Though Venezuela was not previously on the list of recalcitrant countries, it also stopped accepting deportation flights from the US in February following the implementation of American sanctions. While the US was previously only returning a fraction of the millions fleeing Venezuela’s dictatorship, the Biden administration saw the deportation flights as a deterrent to further migration. US immigration agents recorded more than 300,000 encounters with Venezuelans in fiscal year 2024.
All of these people, who number in at least the hundreds of thousands, could be targets for a deportation program that sends immigrants to third countries under Trump.
Whether Trump can deport people to third countries in large numbers may depend on what happens in the ACLU’s pending lawsuits. But, again, existing legal authorities could allow him to carry out at least some of these removals.

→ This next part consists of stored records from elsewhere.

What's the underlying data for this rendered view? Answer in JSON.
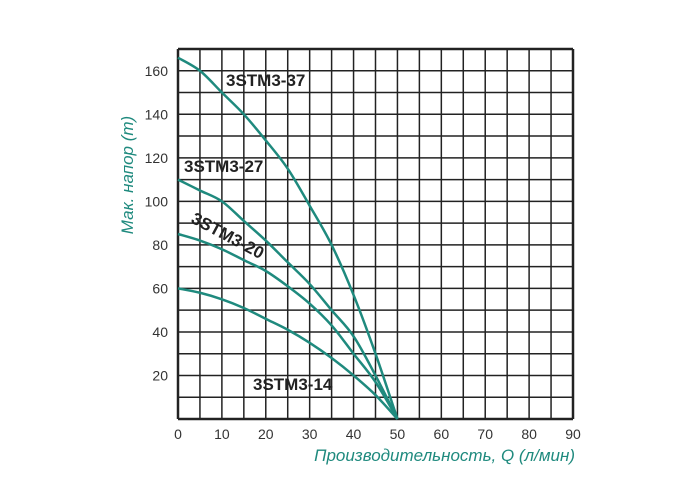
{
  "chart_data": {
    "type": "line",
    "title": "",
    "xlabel": "Производительность, Q (л/мин)",
    "ylabel": "Мак. напор (m)",
    "xlim": [
      0,
      90
    ],
    "ylim": [
      0,
      170
    ],
    "xticks": [
      "0",
      "10",
      "20",
      "30",
      "40",
      "50",
      "60",
      "70",
      "80",
      "90"
    ],
    "yticks": [
      "20",
      "40",
      "60",
      "80",
      "100",
      "120",
      "140",
      "160"
    ],
    "grid": true,
    "line_color": "#1f8a7e",
    "series": [
      {
        "name": "3STM3-37",
        "x": [
          0,
          5,
          10,
          15,
          20,
          25,
          30,
          35,
          40,
          45,
          50
        ],
        "y": [
          166,
          160,
          150,
          140,
          128,
          115,
          98,
          80,
          57,
          30,
          0
        ]
      },
      {
        "name": "3STM3-27",
        "x": [
          0,
          5,
          10,
          15,
          20,
          25,
          30,
          35,
          40,
          45,
          50
        ],
        "y": [
          110,
          105,
          100,
          91,
          82,
          72,
          62,
          50,
          38,
          20,
          0
        ]
      },
      {
        "name": "3STM3-20",
        "x": [
          0,
          5,
          10,
          15,
          20,
          25,
          30,
          35,
          40,
          45,
          50
        ],
        "y": [
          85,
          82,
          78,
          73,
          68,
          61,
          53,
          43,
          30,
          17,
          0
        ]
      },
      {
        "name": "3STM3-14",
        "x": [
          0,
          5,
          10,
          15,
          20,
          25,
          30,
          35,
          40,
          45,
          50
        ],
        "y": [
          60,
          58,
          55,
          51,
          46,
          41,
          35,
          28,
          20,
          11,
          0
        ]
      }
    ]
  }
}
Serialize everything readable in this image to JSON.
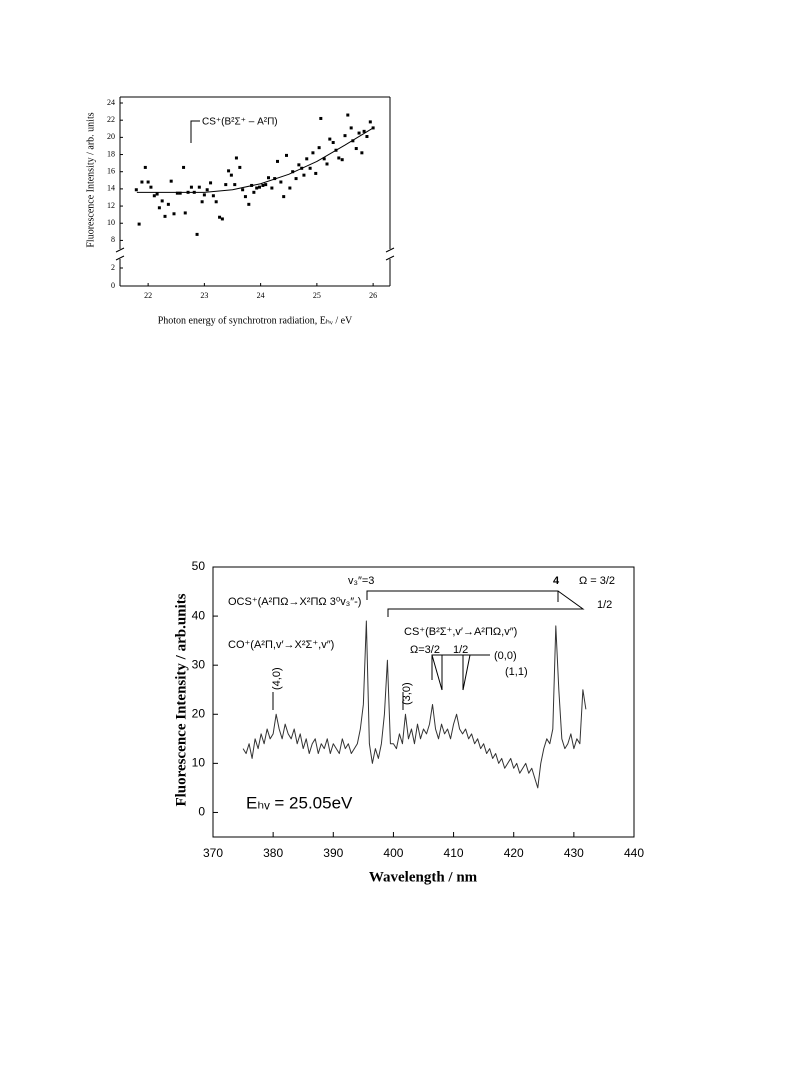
{
  "chart_data": [
    {
      "type": "scatter",
      "xlabel": "Photon energy of synchrotron radiation, Eₕᵥ / eV",
      "ylabel": "Fluorescence Intensity / arb. units",
      "annotations": [
        "CS⁺(B²Σ⁺ – A²Π)"
      ],
      "xlim": [
        21.5,
        26.3
      ],
      "xticks": [
        22,
        23,
        24,
        25,
        26
      ],
      "ylim": [
        0,
        24.7
      ],
      "ybreak": [
        3,
        7
      ],
      "yticks": [
        0,
        2,
        8,
        10,
        12,
        14,
        16,
        18,
        20,
        22,
        24
      ],
      "series": [
        {
          "marker": "square",
          "color": "#000000",
          "x": [
            21.79,
            21.84,
            21.89,
            21.95,
            22.0,
            22.05,
            22.11,
            22.16,
            22.2,
            22.25,
            22.3,
            22.36,
            22.41,
            22.46,
            22.52,
            22.57,
            22.63,
            22.66,
            22.71,
            22.77,
            22.82,
            22.87,
            22.91,
            22.96,
            23.0,
            23.05,
            23.11,
            23.16,
            23.21,
            23.27,
            23.32,
            23.38,
            23.43,
            23.48,
            23.54,
            23.57,
            23.63,
            23.68,
            23.73,
            23.79,
            23.84,
            23.88,
            23.93,
            23.98,
            24.04,
            24.09,
            24.14,
            24.2,
            24.25,
            24.3,
            24.36,
            24.41,
            24.46,
            24.52,
            24.57,
            24.63,
            24.68,
            24.73,
            24.77,
            24.82,
            24.88,
            24.93,
            24.98,
            25.04,
            25.07,
            25.13,
            25.18,
            25.23,
            25.29,
            25.34,
            25.39,
            25.45,
            25.5,
            25.55,
            25.61,
            25.64,
            25.7,
            25.75,
            25.8,
            25.84,
            25.89,
            25.95,
            26.0
          ],
          "values": [
            13.9,
            9.9,
            14.8,
            16.5,
            14.8,
            14.2,
            13.2,
            13.4,
            11.8,
            12.6,
            10.8,
            12.2,
            14.9,
            11.1,
            13.5,
            13.5,
            16.5,
            11.2,
            13.6,
            14.2,
            13.6,
            8.7,
            14.2,
            12.5,
            13.3,
            13.9,
            14.7,
            13.2,
            12.5,
            10.7,
            10.5,
            14.5,
            16.1,
            15.6,
            14.5,
            17.6,
            16.5,
            13.9,
            13.1,
            12.2,
            14.4,
            13.6,
            14.1,
            14.2,
            14.4,
            14.5,
            15.3,
            14.1,
            15.2,
            17.2,
            14.8,
            13.1,
            17.9,
            14.1,
            16.0,
            15.2,
            16.8,
            16.4,
            15.6,
            17.5,
            16.4,
            18.2,
            15.8,
            18.8,
            22.2,
            17.5,
            16.9,
            19.8,
            19.4,
            18.5,
            17.6,
            17.4,
            20.2,
            22.6,
            21.1,
            19.6,
            18.7,
            20.5,
            18.2,
            20.7,
            20.1,
            21.8,
            21.1
          ]
        },
        {
          "color": "#000000",
          "x": [
            21.8,
            22.5,
            23.0,
            23.5,
            24.0,
            24.5,
            25.0,
            25.5,
            26.0
          ],
          "values": [
            13.6,
            13.6,
            13.6,
            13.9,
            14.6,
            15.7,
            17.2,
            19.1,
            21.1
          ]
        }
      ]
    },
    {
      "type": "line",
      "xlabel": "Wavelength / nm",
      "ylabel": "Fluorescence Intensity / arb.units",
      "annotations": [
        "v₃″=3",
        "4",
        "Ω = 3/2",
        "1/2",
        "OCS⁺(A²ΠΩ→X²ΠΩ 3⁰v₃″-)",
        "CO⁺(A²Π,v′→X²Σ⁺,v″)",
        "CS⁺(B²Σ⁺,v′→A²ΠΩ,v″)",
        "Ω=3/2",
        "1/2",
        "(0,0)",
        "(1,1)",
        "(4,0)",
        "(3,0)",
        "Eₕᵥ = 25.05eV"
      ],
      "xlim": [
        370,
        440
      ],
      "xticks": [
        370,
        380,
        390,
        400,
        410,
        420,
        430,
        440
      ],
      "ylim": [
        -5,
        50
      ],
      "yticks": [
        0,
        10,
        20,
        30,
        40,
        50
      ],
      "series": [
        {
          "color": "#333333",
          "x": [
            375,
            375.5,
            376,
            376.5,
            377,
            377.5,
            378,
            378.5,
            379,
            379.5,
            380,
            380.5,
            381,
            381.5,
            382,
            382.5,
            383,
            383.5,
            384,
            384.5,
            385,
            385.5,
            386,
            386.5,
            387,
            387.5,
            388,
            388.5,
            389,
            389.5,
            390,
            390.5,
            391,
            391.5,
            392,
            392.5,
            393,
            393.5,
            394,
            394.5,
            395,
            395.5,
            396,
            396.5,
            397,
            397.5,
            398,
            398.5,
            399,
            399.5,
            400,
            400.5,
            401,
            401.5,
            402,
            402.5,
            403,
            403.5,
            404,
            404.5,
            405,
            405.5,
            406,
            406.5,
            407,
            407.5,
            408,
            408.5,
            409,
            409.5,
            410,
            410.5,
            411,
            411.5,
            412,
            412.5,
            413,
            413.5,
            414,
            414.5,
            415,
            415.5,
            416,
            416.5,
            417,
            417.5,
            418,
            418.5,
            419,
            419.5,
            420,
            420.5,
            421,
            421.5,
            422,
            422.5,
            423,
            423.5,
            424,
            424.5,
            425,
            425.5,
            426,
            426.5,
            427,
            427.5,
            428,
            428.5,
            429,
            429.5,
            430,
            430.5,
            431,
            431.5,
            432
          ],
          "values": [
            13,
            12,
            14,
            11,
            15,
            13,
            16,
            14,
            17,
            15,
            16,
            20,
            17,
            15,
            18,
            16,
            15,
            17,
            14,
            16,
            13,
            15,
            12,
            14,
            15,
            12,
            14,
            13,
            15,
            12,
            14,
            13,
            12,
            15,
            13,
            14,
            12,
            13,
            14,
            17,
            22,
            39,
            14,
            10,
            13,
            11,
            14,
            20,
            31,
            14,
            14,
            13,
            16,
            14,
            20,
            15,
            17,
            14,
            18,
            15,
            17,
            16,
            18,
            22,
            17,
            15,
            18,
            16,
            17,
            15,
            18,
            20,
            17,
            16,
            17,
            15,
            16,
            14,
            15,
            13,
            14,
            12,
            13,
            11,
            12,
            10,
            11,
            9,
            10,
            11,
            9,
            10,
            8,
            9,
            10,
            8,
            9,
            7,
            5,
            10,
            13,
            15,
            14,
            17,
            38,
            25,
            15,
            13,
            14,
            16,
            13,
            15,
            14,
            25,
            21
          ]
        }
      ]
    }
  ]
}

The ACLU has argued in its lawsuit challenging the rule underlying the US’s agreement with Guatemala that the agreement does not provide for sufficient screening to determine whether an immigrant would face “credible fear” of persecution in Guatemala. Under US and international law, immigrants cannot be returned to places where they would face such credible fear. At the time the agreement was established, Guatemala had the ninth-highest homicide rate worldwide, at about 26 deaths per 100,000 inhabitants, and the State Department had issued a travel warning for US citizens in Guatemala.
The rule also claimed that asylum seekers would only be sent to countries where they have “access to a full and fair procedure for determining a claim to asylum or equivalent temporary protection.” The Trump administration certified that Guatemala’s legal framework met that standard despite what Eiland called a “total dearth of evidence in the administrative record, and in fact … a lot of evidence to the contrary.”

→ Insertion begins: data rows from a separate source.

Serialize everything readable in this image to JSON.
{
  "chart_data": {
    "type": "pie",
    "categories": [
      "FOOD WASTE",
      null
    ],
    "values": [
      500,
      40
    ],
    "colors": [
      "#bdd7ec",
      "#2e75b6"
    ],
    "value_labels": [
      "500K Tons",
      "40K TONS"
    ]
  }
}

It’s not clear whether the same legal arguments would apply to any similar agreements Trump might broker with Turks and Caicos, the Bahamas, Panama, and Grenada.
But in the meantime, Biden still has an opportunity to rescind the underlying rule that would allow additional agreements to be implemented.
“With a little over a month to go till inauguration, they may do nothing, in which case the rule is still there. Theoretically, the Trump administration could come in and sign new agreements,” Eiland said.
In its other lawsuit challenging the deportations of Venezuelans to Mexico, the ACLU has argued that such a use of the third-country removal authority is unprecedented and will result in “removal to situations in which noncitizens are likely to face persecution or torture.” The law lays out a detailed process for determining when an immigrant can be sent to a third country, and the ACLU has argued that the Biden administration is not abiding by it.
If the courts uphold Biden’s use of the law, that would potentially open the door for Trump to do the same for additional citizens of recalcitrant countries, giving him another tool through which he could carry out his plans for mass deportations.